Au cours d’une activité festive, les Sœurs des Saints Noms de Jésus et de Marie (SNJM) de la Maison Jésus-Marie (MJM) ont souligné le jubilé d’or du ministère de leur consœur, qui au volant d’une panoplie de véhicules différents depuis 50 ans, a mené à bon port, les unes et les autres.

Si les véhicules ont bien changé, les routes aussi, de même que le trafic routier de plus en plus lourd et les nombreux détours occasionnés par les travaux. Peu importe, Sr Germaine sait où elle va. Sa connaissance des lieux lui fournit toujours des options.
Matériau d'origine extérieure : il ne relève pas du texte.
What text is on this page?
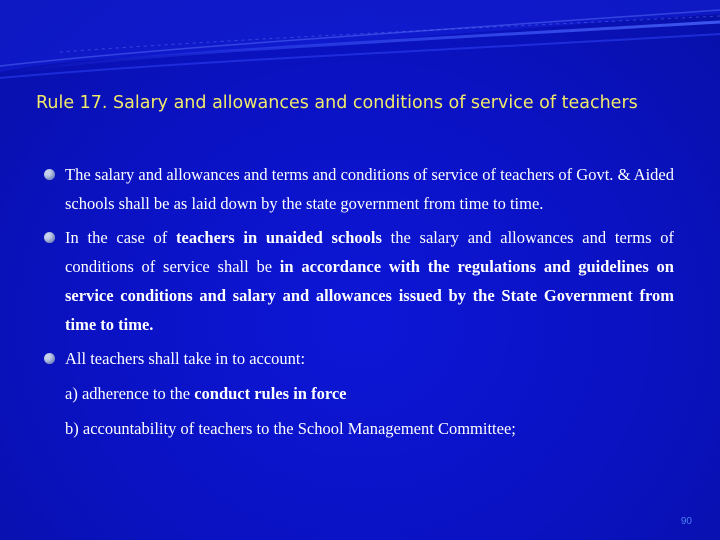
Rule 17. Salary and allowances and conditions of service of teachers
The salary and allowances and terms and conditions of service of teachers of Govt. & Aided schools shall be as laid down by the state government from time to time.
In the case of teachers in unaided schools the salary and allowances and terms of conditions of service shall be in accordance with the regulations and guidelines on service conditions and salary and allowances issued by the State Government from time to time.
All teachers shall take in to account:
a) adherence to the conduct rules in force
b) accountability of teachers to the School Management Committee;
90
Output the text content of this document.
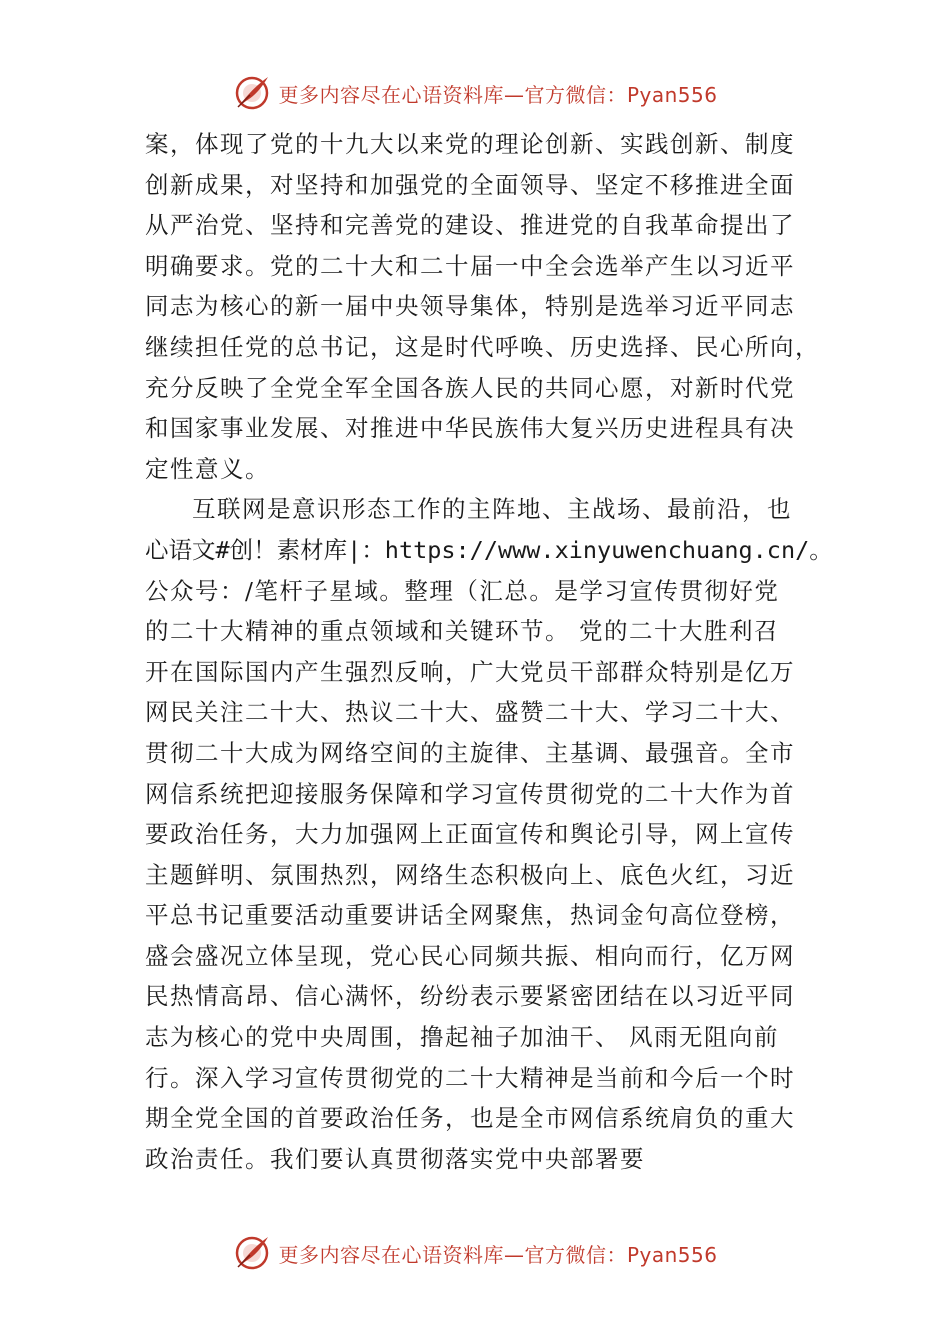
更多内容尽在心语资料库—官方微信：Pyan556
案，体现了党的十九大以来党的理论创新、实践创新、制度
创新成果，对坚持和加强党的全面领导、坚定不移推进全面
从严治党、坚持和完善党的建设、推进党的自我革命提出了
明确要求。党的二十大和二十届一中全会选举产生以习近平
同志为核心的新一届中央领导集体，特别是选举习近平同志
继续担任党的总书记，这是时代呼唤、历史选择、民心所向，
充分反映了全党全军全国各族人民的共同心愿，对新时代党
和国家事业发展、对推进中华民族伟大复兴历史进程具有决
定性意义。
互联网是意识形态工作的主阵地、主战场、最前沿，也
心语文#创！素材库|：https://www.xinyuwenchuang.cn/。
公众号：/笔杆子星域。整理（汇总。是学习宣传贯彻好党
的二十大精神的重点领域和关键环节。 党的二十大胜利召
开在国际国内产生强烈反响，广大党员干部群众特别是亿万
网民关注二十大、热议二十大、盛赞二十大、学习二十大、
贯彻二十大成为网络空间的主旋律、主基调、最强音。全市
网信系统把迎接服务保障和学习宣传贯彻党的二十大作为首
要政治任务，大力加强网上正面宣传和舆论引导，网上宣传
主题鲜明、氛围热烈，网络生态积极向上、底色火红，习近
平总书记重要活动重要讲话全网聚焦，热词金句高位登榜，
盛会盛况立体呈现，党心民心同频共振、相向而行，亿万网
民热情高昂、信心满怀，纷纷表示要紧密团结在以习近平同
志为核心的党中央周围，撸起袖子加油干、 风雨无阻向前
行。深入学习宣传贯彻党的二十大精神是当前和今后一个时
期全党全国的首要政治任务，也是全市网信系统肩负的重大
政治责任。我们要认真贯彻落实党中央部署要
更多内容尽在心语资料库—官方微信：Pyan556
Sœurs Yolande Crépeau et Gabrielle Brunet ont rappelé le trésor de patience de Sr Germaine dans l’accomplissement de sa mission. Patience sur la route elle-même et bien entendu, patience dans les moments d’attente aux rendez-vous dans les hôpitaux, cliniques et autres destinations.

Les responsables de cette fête ont également mentionné les petites attentions de Sr Germaine, apportées au quotidien. Dans son intervention, Sr Yolande signale notamment : « La première voiture familiale que tu as conduite avait le siège arrière, dos au chauffeur. Quelle délicatesse pour y installer les plus jeunes et fermer doucement la porte !!! Apporter le petit banc… pour y faire monter ou descendre celles assises au milieu !!! Et surtout attendre, attendre pour un retour en toute sécurité. Et chaque jour, ça recommençait… »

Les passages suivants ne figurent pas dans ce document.